While the sense of alarm has reached better-off youths in northern Europe, it is often tempered by a mood of resignation and inability to define a political alternative.
“People around me are worried, particularly about the prospect of the welfare state being dismantled,” said Fabien Perillat, 24, a jobless engineering graduate in Paris who joined left-wing rallies during France’s presidential election in 2011.
“(But) at heart, they wonder if there is any alternative to austerity.”
While surveys show Europe’s youths tend to vote on the left, the Marxism that fired past generations has fewer takers since the fall of the Soviet Union, as witnessed by declining poll scores of the remaining Communist parties across the continent.
French UNEF student union president Emmanuel Zemmour - whose predecessor Jacques Sauvageot was at the helm of France’s 1968 protests - said many students were not driven by any ideology.
“We are a generation that has only ever known triumphant liberalism,” Zemmour, 24, said of free market policies espoused to some extent by much of the West since the 1980s.
“Young people are practical, not ideological. They want the right to work, to get the same benefits as others, to be able to study without struggling.”
Europe’s old “68-ers” look at their own family and agree.
“My daughter is worried about jobs, about living in a country where welfare is unravelling,” filmmaker Romain Goupil, who at 16 led French high school students in the 1968 protests, said. “She is part of a reactionary generation.”
If revolutionary fervour is lacking in Europe’s youth, the labour groups that have in the past been the other major source of street protest are not the forces they used to be.

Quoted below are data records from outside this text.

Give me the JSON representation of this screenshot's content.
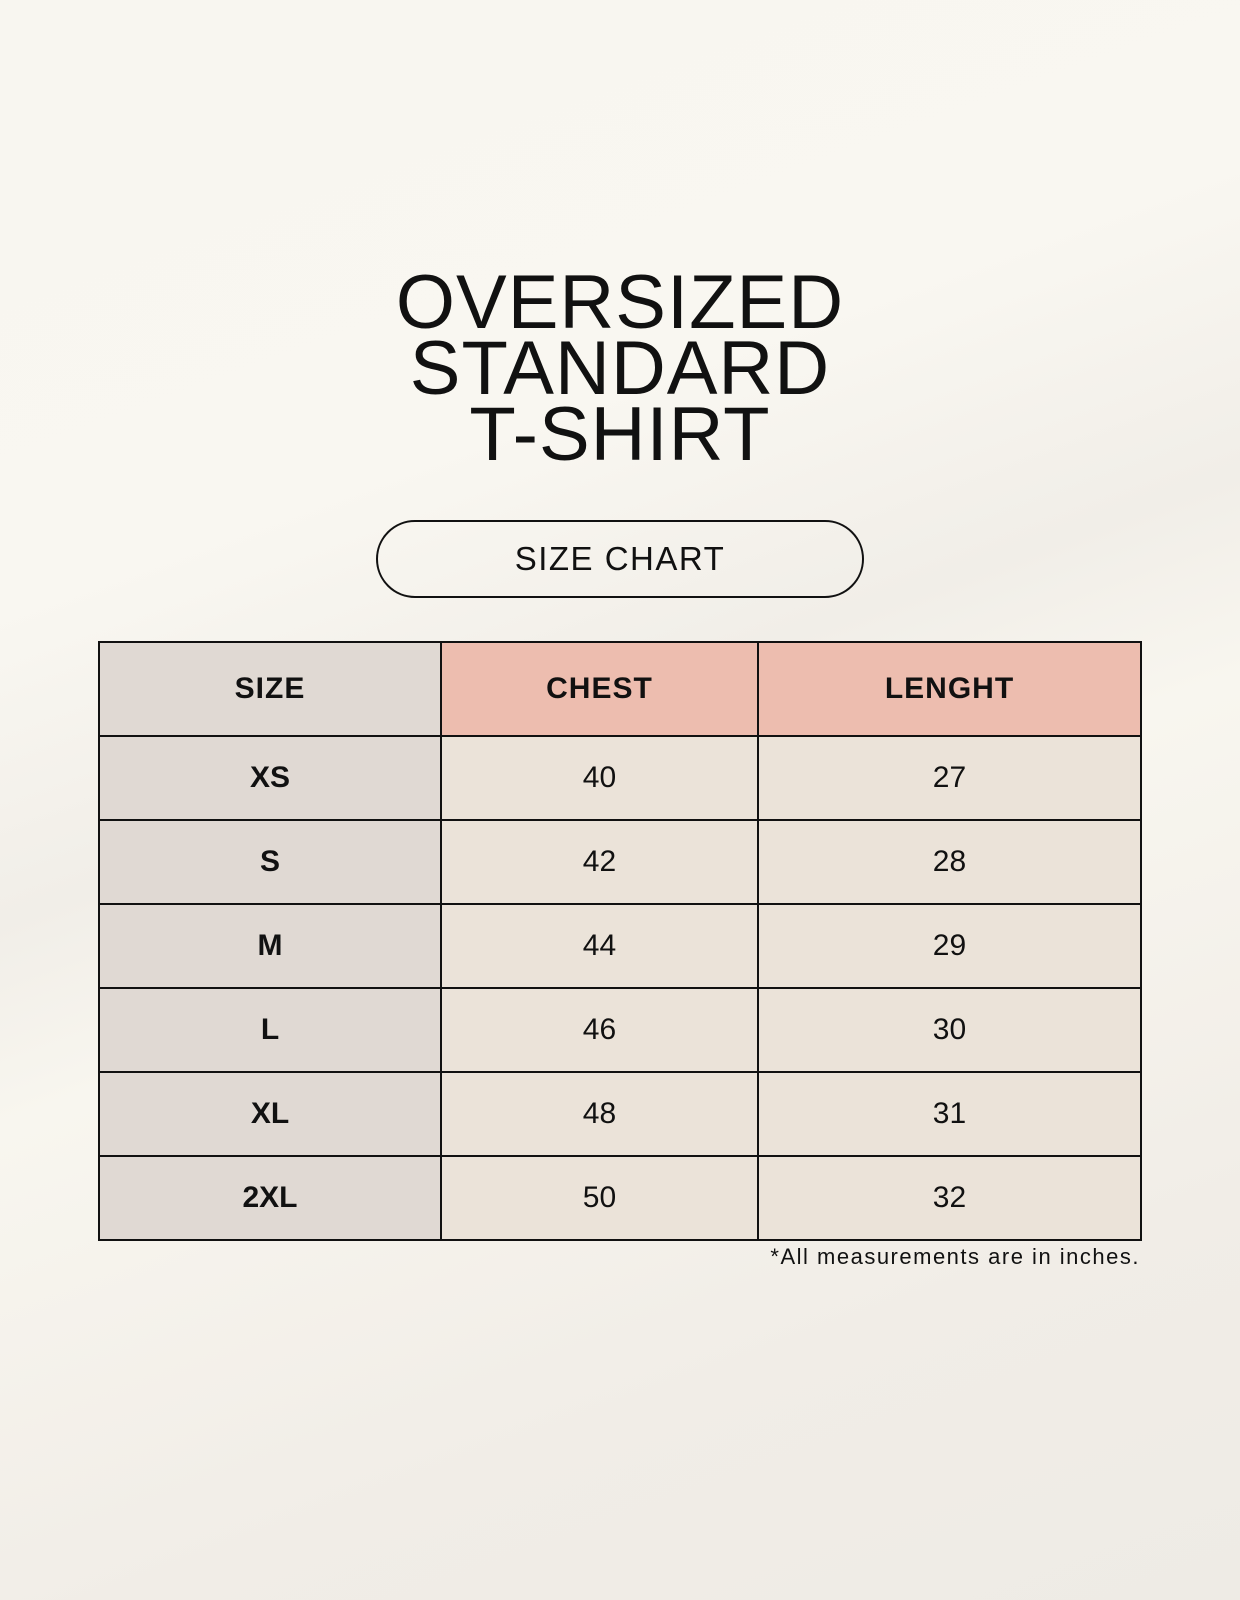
{
  "title_lines": [
    "OVERSIZED",
    "STANDARD",
    "T-SHIRT"
  ],
  "badge": "SIZE CHART",
  "table": {
    "headers": [
      "SIZE",
      "CHEST",
      "LENGHT"
    ],
    "rows": [
      [
        "XS",
        "40",
        "27"
      ],
      [
        "S",
        "42",
        "28"
      ],
      [
        "M",
        "44",
        "29"
      ],
      [
        "L",
        "46",
        "30"
      ],
      [
        "XL",
        "48",
        "31"
      ],
      [
        "2XL",
        "50",
        "32"
      ]
    ]
  },
  "footnote": "*All measurements are in inches.",
  "colors": {
    "header_highlight": "#edbdaf",
    "size_column": "#e0d9d3",
    "body_cells": "#ebe3d9"
  }
}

In late 1995, France’s transport networks were paralysed for weeks as unions led strikes and protests against welfare cuts by President Jacques Chirac’s conservative government.

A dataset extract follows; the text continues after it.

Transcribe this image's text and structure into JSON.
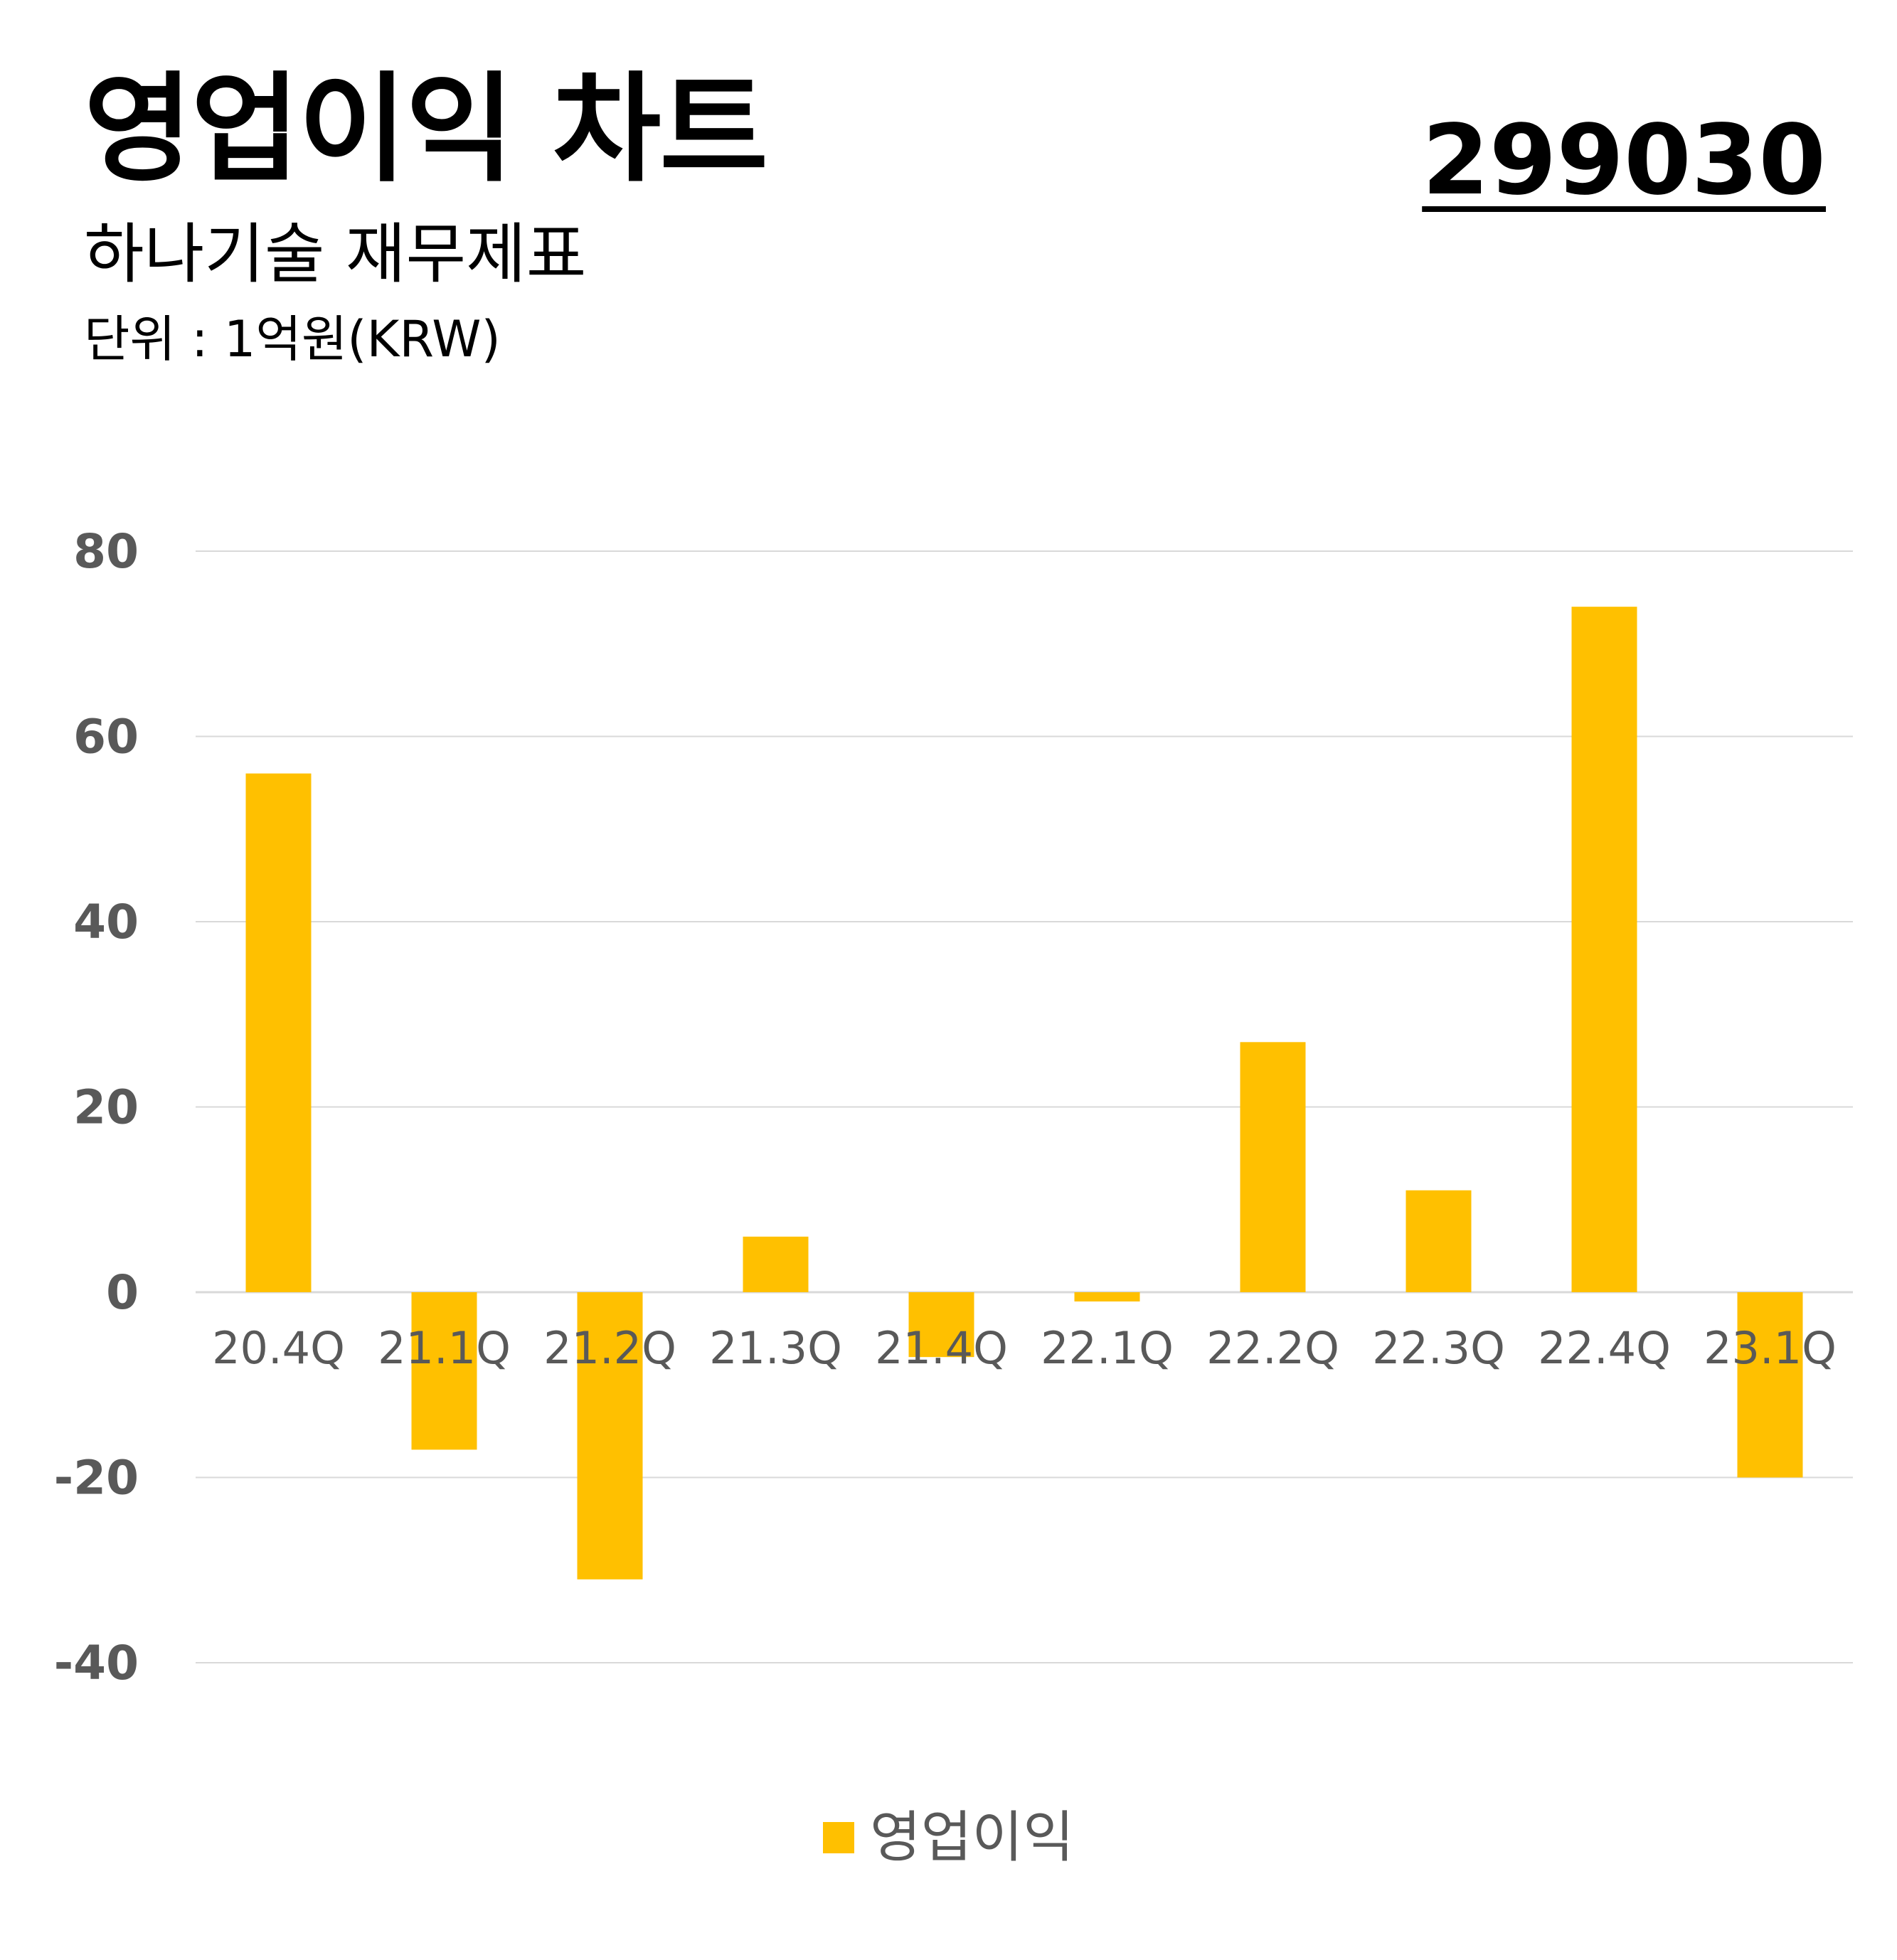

Yet a 2007 law has since taken much of the bite out of union threats of strikes by requiring them to ensure a basic service for public transport. Subsequent legislation has granted education services and airlines similar protection.
Moreover the law forced unions to declare any protest well in advance, allowing one of the world’s best equipped police forces to plan meticulous surveillance and control over marches.
“France’s trade unions have been considerably weakened in the past decade. They face a crisis of confidence,” Stephane Sirot, a sociologist specialised in protest movements at the Universite de Cergy-Pontoise, said.
While the marches against ex-President Nicolas Sarkozy’s pensions reform in 2010 drew more people than any other in French history, his government was able to sit them out and pass the reform unchanged - a bitter defeat for the protest movement.
Across Europe, trade unions acknowledge they are struggling to appeal to young workers, many of whom do not enjoy the same labour protection of their older counterparts, and are failing to connect with Europe’s growing army of jobless.
At threatened factories such as Peugeot PSA’s plant in Aulnay, near Paris, union leaders have warned of a “shock” campaign to force the company to save their jobs. But so far, protests have been limited and stopped short of disruption.
An April poll of 600 European managers conducted for U.S.-based insurer Ace Group highlighted austerity-related protests as one concern for business, noting 32 percent of those surveyed cited the threat of terrorism and political violence as the most relevant or important risk to their businesses.
So far there is little evidence that the prospect of unrest in Europe driving companies away from the continent.
While U.S. carmaker Ford has announced plans to scrap 6,200 jobs in Europe to reflect tough auto sector and wider economic conditions, its decision to shift some output to low-cost Spain underlined that social tensions there were not a concern.
“I think we were satisfied with the environment that we see in Spain. Just as we are in all of Western Europe. I guess I should say it just wasn’t a factor,” said Chief Financial Officer Bob Shanks.
“Frankly, most of Europe has managed the social pressures of a very, very difficult environment relatively well so far.”